Bank of England governor Mark Carney has warned that coronavirus could produce a “large” but “ultimately temporary” shock to the economy.
“It is beyond the containment phase,” Mr Carney told the Commons Treasury Committee, before adding the economic effects could last up to six months.
However, he said the Bank was ready to help businesses and households adjust to the impacts of the deadly virus.
And he said the prospects are “we will have disruption not destruction”.
On 2 March, the Organisation for Economic Cooperation and Development (OECD) warned the global economy could grow at its slowest rate since 2009 this year because of the coronavirus outbreak.
The influential think tank forecast growth of just 2.4% in 2020, down from 2.9% in November, but it said a longer “more intensive” outbreak could tip many countries into recession.

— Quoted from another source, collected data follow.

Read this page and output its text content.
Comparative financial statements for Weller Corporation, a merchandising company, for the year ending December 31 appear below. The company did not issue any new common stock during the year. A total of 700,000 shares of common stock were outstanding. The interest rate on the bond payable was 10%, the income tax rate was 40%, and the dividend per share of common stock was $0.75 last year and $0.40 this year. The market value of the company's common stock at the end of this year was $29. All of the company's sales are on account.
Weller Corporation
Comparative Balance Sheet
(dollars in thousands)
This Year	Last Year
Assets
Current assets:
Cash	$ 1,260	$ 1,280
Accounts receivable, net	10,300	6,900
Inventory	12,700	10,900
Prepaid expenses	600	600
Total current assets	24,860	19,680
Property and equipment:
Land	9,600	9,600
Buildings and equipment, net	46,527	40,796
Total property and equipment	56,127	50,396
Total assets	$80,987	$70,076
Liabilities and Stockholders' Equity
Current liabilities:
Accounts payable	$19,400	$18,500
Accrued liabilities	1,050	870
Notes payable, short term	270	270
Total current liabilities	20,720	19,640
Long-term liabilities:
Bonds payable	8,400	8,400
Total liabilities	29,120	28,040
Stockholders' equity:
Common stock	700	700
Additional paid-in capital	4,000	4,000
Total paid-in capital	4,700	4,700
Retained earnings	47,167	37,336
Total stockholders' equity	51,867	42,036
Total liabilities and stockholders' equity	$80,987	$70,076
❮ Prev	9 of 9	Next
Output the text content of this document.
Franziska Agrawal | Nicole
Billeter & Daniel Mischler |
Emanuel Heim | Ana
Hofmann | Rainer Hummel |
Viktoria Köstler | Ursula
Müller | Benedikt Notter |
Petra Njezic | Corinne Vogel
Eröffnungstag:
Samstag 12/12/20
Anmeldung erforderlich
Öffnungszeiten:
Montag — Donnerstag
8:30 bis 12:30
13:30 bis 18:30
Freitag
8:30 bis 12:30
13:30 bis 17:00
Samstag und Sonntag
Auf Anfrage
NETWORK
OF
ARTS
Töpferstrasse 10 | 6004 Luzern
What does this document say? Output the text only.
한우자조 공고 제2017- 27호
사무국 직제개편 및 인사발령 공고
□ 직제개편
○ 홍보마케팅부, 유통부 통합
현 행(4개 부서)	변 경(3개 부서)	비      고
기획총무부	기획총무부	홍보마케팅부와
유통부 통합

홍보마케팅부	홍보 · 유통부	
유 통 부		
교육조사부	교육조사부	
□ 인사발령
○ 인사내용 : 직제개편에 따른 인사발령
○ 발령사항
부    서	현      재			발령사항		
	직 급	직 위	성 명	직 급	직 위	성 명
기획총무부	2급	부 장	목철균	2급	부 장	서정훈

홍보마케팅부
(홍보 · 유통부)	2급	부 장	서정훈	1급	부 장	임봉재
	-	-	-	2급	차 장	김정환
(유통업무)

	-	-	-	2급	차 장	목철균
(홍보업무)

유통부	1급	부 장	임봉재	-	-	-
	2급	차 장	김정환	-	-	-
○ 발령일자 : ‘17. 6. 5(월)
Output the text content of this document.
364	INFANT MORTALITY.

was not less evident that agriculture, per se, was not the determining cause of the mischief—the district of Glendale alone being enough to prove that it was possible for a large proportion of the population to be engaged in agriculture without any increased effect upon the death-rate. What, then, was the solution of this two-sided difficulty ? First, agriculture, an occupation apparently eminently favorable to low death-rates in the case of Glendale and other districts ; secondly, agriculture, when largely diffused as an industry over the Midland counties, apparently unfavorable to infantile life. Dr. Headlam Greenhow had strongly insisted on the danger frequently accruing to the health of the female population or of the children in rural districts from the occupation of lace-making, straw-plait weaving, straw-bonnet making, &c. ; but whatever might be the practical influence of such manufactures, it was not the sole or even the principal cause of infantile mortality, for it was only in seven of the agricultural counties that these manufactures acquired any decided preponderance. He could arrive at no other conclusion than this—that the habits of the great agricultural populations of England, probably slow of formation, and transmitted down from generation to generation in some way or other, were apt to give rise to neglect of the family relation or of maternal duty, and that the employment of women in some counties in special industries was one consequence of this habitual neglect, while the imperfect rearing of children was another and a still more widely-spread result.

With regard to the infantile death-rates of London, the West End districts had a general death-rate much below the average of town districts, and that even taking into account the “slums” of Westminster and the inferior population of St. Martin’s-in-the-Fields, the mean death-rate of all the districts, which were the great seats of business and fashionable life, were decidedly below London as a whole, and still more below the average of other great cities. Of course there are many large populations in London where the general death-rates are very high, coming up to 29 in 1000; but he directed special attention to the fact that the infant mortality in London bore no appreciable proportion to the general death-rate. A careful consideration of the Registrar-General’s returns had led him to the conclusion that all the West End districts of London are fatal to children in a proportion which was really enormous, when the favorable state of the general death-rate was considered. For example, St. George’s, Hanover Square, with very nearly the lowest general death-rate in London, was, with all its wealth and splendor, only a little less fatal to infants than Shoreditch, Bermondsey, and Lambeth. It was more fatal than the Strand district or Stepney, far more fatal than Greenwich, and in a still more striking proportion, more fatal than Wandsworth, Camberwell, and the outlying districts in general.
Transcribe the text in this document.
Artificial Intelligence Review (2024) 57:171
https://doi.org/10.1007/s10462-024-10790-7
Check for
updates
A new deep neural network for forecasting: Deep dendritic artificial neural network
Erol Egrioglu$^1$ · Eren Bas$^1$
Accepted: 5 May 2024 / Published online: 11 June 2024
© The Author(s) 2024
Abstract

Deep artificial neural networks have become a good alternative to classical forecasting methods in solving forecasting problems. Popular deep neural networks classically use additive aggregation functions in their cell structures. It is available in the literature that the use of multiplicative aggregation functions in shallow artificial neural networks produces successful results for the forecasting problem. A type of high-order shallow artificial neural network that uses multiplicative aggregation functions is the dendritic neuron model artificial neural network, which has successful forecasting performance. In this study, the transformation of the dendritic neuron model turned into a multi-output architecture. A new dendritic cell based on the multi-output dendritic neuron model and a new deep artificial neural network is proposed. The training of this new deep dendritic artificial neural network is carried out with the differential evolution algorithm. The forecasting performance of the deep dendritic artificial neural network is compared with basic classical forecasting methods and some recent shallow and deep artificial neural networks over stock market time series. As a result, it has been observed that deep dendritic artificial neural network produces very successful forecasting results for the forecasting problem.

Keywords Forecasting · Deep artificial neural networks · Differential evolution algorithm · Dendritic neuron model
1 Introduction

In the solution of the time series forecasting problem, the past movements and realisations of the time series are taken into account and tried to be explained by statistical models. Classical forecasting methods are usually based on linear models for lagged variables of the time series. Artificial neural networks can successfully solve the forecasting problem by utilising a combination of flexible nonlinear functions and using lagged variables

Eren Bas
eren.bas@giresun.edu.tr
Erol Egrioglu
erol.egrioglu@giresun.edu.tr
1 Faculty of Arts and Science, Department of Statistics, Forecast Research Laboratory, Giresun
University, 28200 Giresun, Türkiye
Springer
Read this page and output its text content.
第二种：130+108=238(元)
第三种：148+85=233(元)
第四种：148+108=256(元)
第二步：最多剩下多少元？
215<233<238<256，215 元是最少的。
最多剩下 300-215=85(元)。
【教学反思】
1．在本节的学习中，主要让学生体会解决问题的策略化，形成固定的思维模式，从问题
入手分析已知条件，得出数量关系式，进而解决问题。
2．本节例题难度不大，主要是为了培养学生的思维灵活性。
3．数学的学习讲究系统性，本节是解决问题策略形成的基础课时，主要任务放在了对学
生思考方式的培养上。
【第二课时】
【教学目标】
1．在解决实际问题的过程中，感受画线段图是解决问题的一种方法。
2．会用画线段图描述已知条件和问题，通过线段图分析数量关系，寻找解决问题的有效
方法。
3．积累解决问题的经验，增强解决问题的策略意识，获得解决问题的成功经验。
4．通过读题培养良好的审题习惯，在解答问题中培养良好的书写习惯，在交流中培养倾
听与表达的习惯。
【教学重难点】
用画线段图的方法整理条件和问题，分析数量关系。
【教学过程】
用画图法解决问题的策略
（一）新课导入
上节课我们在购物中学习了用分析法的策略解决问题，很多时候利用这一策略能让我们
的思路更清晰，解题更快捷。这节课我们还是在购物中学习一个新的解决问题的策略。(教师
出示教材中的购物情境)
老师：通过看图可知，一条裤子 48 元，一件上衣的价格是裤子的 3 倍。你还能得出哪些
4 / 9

Mr Carney said that the Bank would monitor any supply disruptions and the effects on cashflow and economic confidence.
It will also check the contingency plans of banks, insurers and other financial institutions.
Mr Carney hands over his role to Andrew Bailey on 16 March, and said the two had been in constant contact in order to have a smooth transition.
Hopes that governments and major central banks will work together to tackle the economic hit of coronavirus are growing.
The US Federal Reserve and the Bank of Japan have both issued statements saying they are ready to help stabilise markets, after global stocks suffered heavy falls last week.
G7 finance ministers and central bankers will take part in a conference call on the economic impact of coronavirus on Tuesday at 12:00 GMT.
“The lines of communication globally between central banks are wide open,” Mr Carney told MPs. “It is reasonable to expect a response that reflects a combination of fiscal measures and central bank initiatives.”
Both Australia and Malaysia have cut interest rates as a result of the outbreak.
The Reserve Bank of Australia cut rates to a record low of 0.5% because of the “significant effect” of the outbreak on the country’s economy.
Malaysia’s central bank – Bank Negara Malaysia – cut its rates to 2.5%, saying: “The ongoing Covid-19 outbreak has disrupted production and travel activity, especially within the region.”